According to the report, in the pessimistic reference scenario, South Asia is projected to have 35.7 million climate migrants by 2050 (1.6 percent of the total population; this is the ensemble average). This reflects the region's high vulnerability to climate change impacts, particularly in coastal and deltaic areas facing sea-level rise and storm surges.
Bangladesh drives the numbers in the region, with a projected 13.3 million climate migrants in the pessimistic reference scenario, or 37 percent of the region's projected climate migrants. Indeed, in Bangladesh, climate migration could outpace other internal migrations by 2050.
In the more inclusive development scenario, the ensemble average of climate migrants in the region overall is cut by 40 percent (down 14.6 million) in comparison, while in the more climate-friendly scenario, it is cut by over 50 percent (down 18.8 million). Here too, sustained development gains and lessening climate change impacts on highly densely populated vulnerable areas will be crucial.
In the first Groundswell report, Bangladesh was projected to account for a third of internal climate migrants in South Asia by 2050 in the pessimistic reference scenario, due to its growing population and high vulnerability to climate change.

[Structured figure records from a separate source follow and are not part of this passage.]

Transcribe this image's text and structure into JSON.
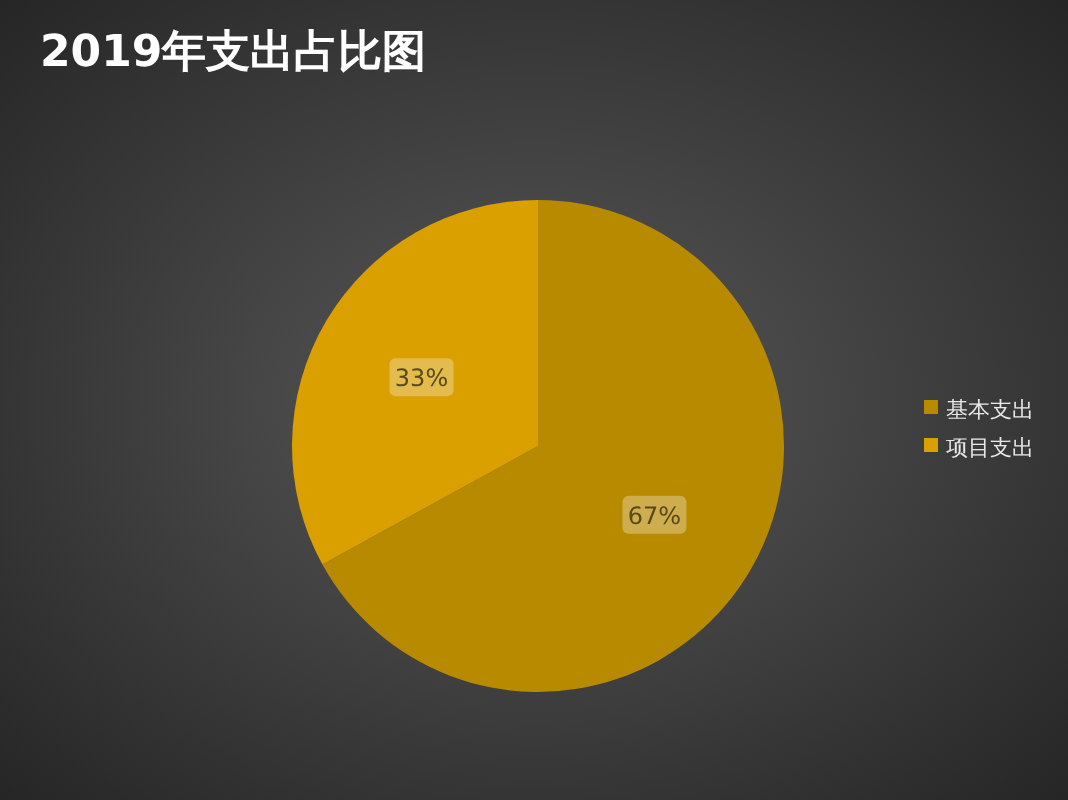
{
  "chart_data": {
    "type": "pie",
    "title": "2019年支出占比图",
    "categories": [
      "基本支出",
      "项目支出"
    ],
    "values": [
      67,
      33
    ],
    "value_labels": [
      "67%",
      "33%"
    ],
    "colors": [
      "#b88a00",
      "#d9a000"
    ],
    "legend": "right"
  }
}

Model results showed that in all scenarios, urban and coastal areas could see dampened growth as climate out-migration hotspots, as sea-level rise, augmented by storm surges, would make them less liveable.

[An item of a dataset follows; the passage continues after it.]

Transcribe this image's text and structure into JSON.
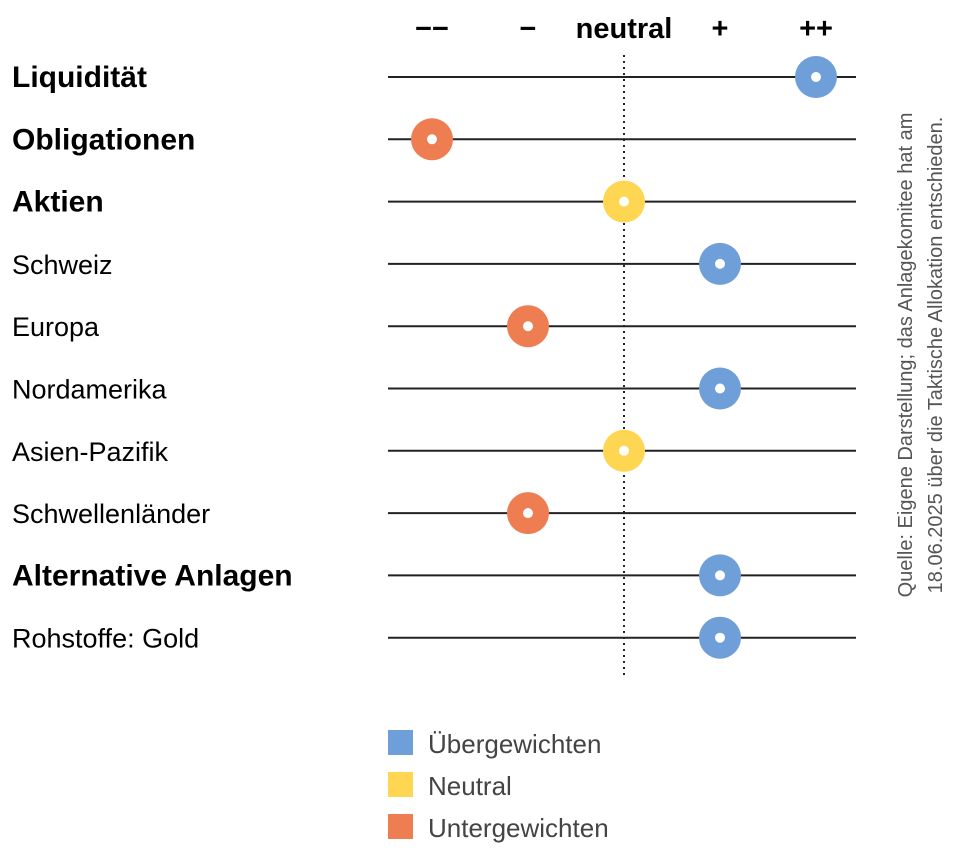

Bangladesh's Perspective Plan 2021–2041 factors in climate change as a driver of future migration and shifting population centres, while also recognising migration as a potential adaptation option for people living in the most vulnerable areas.

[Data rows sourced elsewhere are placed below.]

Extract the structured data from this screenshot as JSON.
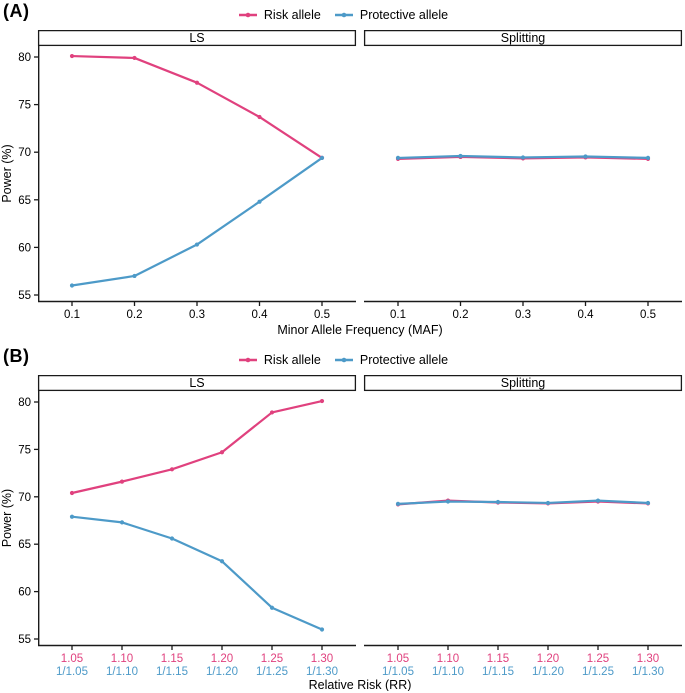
{
  "figure": {
    "background": "#ffffff",
    "text_color": "#000000",
    "axis_color": "#1a1a1a"
  },
  "chart_data": [
    {
      "type": "line",
      "panel_label": "(A)",
      "xlabel": "Minor Allele Frequency (MAF)",
      "ylabel": "Power (%)",
      "ylim": [
        55,
        80
      ],
      "yticks": [
        "55",
        "60",
        "65",
        "70",
        "75",
        "80"
      ],
      "grid": false,
      "legend_position": "top-center",
      "legend": [
        {
          "label": "Risk allele",
          "color": "#E0417E"
        },
        {
          "label": "Protective allele",
          "color": "#4D9AC8"
        }
      ],
      "facets": [
        {
          "name": "LS",
          "x_tick_labels": [
            "0.1",
            "0.2",
            "0.3",
            "0.4",
            "0.5"
          ],
          "series": [
            {
              "name": "Risk allele",
              "color": "#E0417E",
              "values": [
                80.1,
                79.9,
                77.3,
                73.7,
                69.4
              ]
            },
            {
              "name": "Protective allele",
              "color": "#4D9AC8",
              "values": [
                56.0,
                57.0,
                60.3,
                64.8,
                69.4
              ]
            }
          ]
        },
        {
          "name": "Splitting",
          "x_tick_labels": [
            "0.1",
            "0.2",
            "0.3",
            "0.4",
            "0.5"
          ],
          "series": [
            {
              "name": "Risk allele",
              "color": "#E0417E",
              "values": [
                69.3,
                69.5,
                69.35,
                69.45,
                69.3
              ]
            },
            {
              "name": "Protective allele",
              "color": "#4D9AC8",
              "values": [
                69.4,
                69.6,
                69.45,
                69.55,
                69.4
              ]
            }
          ]
        }
      ]
    },
    {
      "type": "line",
      "panel_label": "(B)",
      "xlabel": "Relative Risk (RR)",
      "ylabel": "Power (%)",
      "ylim": [
        55,
        80
      ],
      "yticks": [
        "55",
        "60",
        "65",
        "70",
        "75",
        "80"
      ],
      "grid": false,
      "legend_position": "top-center",
      "legend": [
        {
          "label": "Risk allele",
          "color": "#E0417E"
        },
        {
          "label": "Protective allele",
          "color": "#4D9AC8"
        }
      ],
      "facets": [
        {
          "name": "LS",
          "x_tick_labels": [
            {
              "risk": "1.05",
              "protective": "1/1.05"
            },
            {
              "risk": "1.10",
              "protective": "1/1.10"
            },
            {
              "risk": "1.15",
              "protective": "1/1.15"
            },
            {
              "risk": "1.20",
              "protective": "1/1.20"
            },
            {
              "risk": "1.25",
              "protective": "1/1.25"
            },
            {
              "risk": "1.30",
              "protective": "1/1.30"
            }
          ],
          "series": [
            {
              "name": "Risk allele",
              "color": "#E0417E",
              "values": [
                70.4,
                71.6,
                72.9,
                74.7,
                78.9,
                80.1
              ]
            },
            {
              "name": "Protective allele",
              "color": "#4D9AC8",
              "values": [
                67.9,
                67.3,
                65.6,
                63.2,
                58.3,
                56.0
              ]
            }
          ]
        },
        {
          "name": "Splitting",
          "x_tick_labels": [
            {
              "risk": "1.05",
              "protective": "1/1.05"
            },
            {
              "risk": "1.10",
              "protective": "1/1.10"
            },
            {
              "risk": "1.15",
              "protective": "1/1.15"
            },
            {
              "risk": "1.20",
              "protective": "1/1.20"
            },
            {
              "risk": "1.25",
              "protective": "1/1.25"
            },
            {
              "risk": "1.30",
              "protective": "1/1.30"
            }
          ],
          "series": [
            {
              "name": "Risk allele",
              "color": "#E0417E",
              "values": [
                69.2,
                69.6,
                69.4,
                69.3,
                69.5,
                69.3
              ]
            },
            {
              "name": "Protective allele",
              "color": "#4D9AC8",
              "values": [
                69.25,
                69.5,
                69.45,
                69.35,
                69.6,
                69.35
              ]
            }
          ]
        }
      ]
    }
  ]
}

It also acknowledges the need for both incremental and transformational approaches to build resilience to climate change in key sectors, especially agriculture. The Bangladesh Delta Plan 2100, adopted in September 2018, lays out a comprehensive strategy for managing risks in delta regions, including those from climate change. Bangladesh has also adopted a strategy to develop secondary cities and towns and make them hubs of innovation, providing new economic, education, and employment opportunities
The report has four policy recommendations that could reduce the number of people forced to move because of climate change by 80%.
The ensemble Groundswell reports show that by 2050, as many as 216 million people could be internal climate migrants across the six World Bank regions- Sub-Saharan Africa could see as many as 85.7 million internal climate migrants (4.2 percent of the total population); East Asia and the Pacific, 48.4 million (2.5 percent of the total population); South Asia, 40.5 million (1.8 percent of the total population); North Africa, 19.3 million (9.0 percent of the total population); Latin America, 17.1 million (2.6 percent of the total population); and Eastern Europe and Central Asia, 5.1 million (2.3 percent of the total population).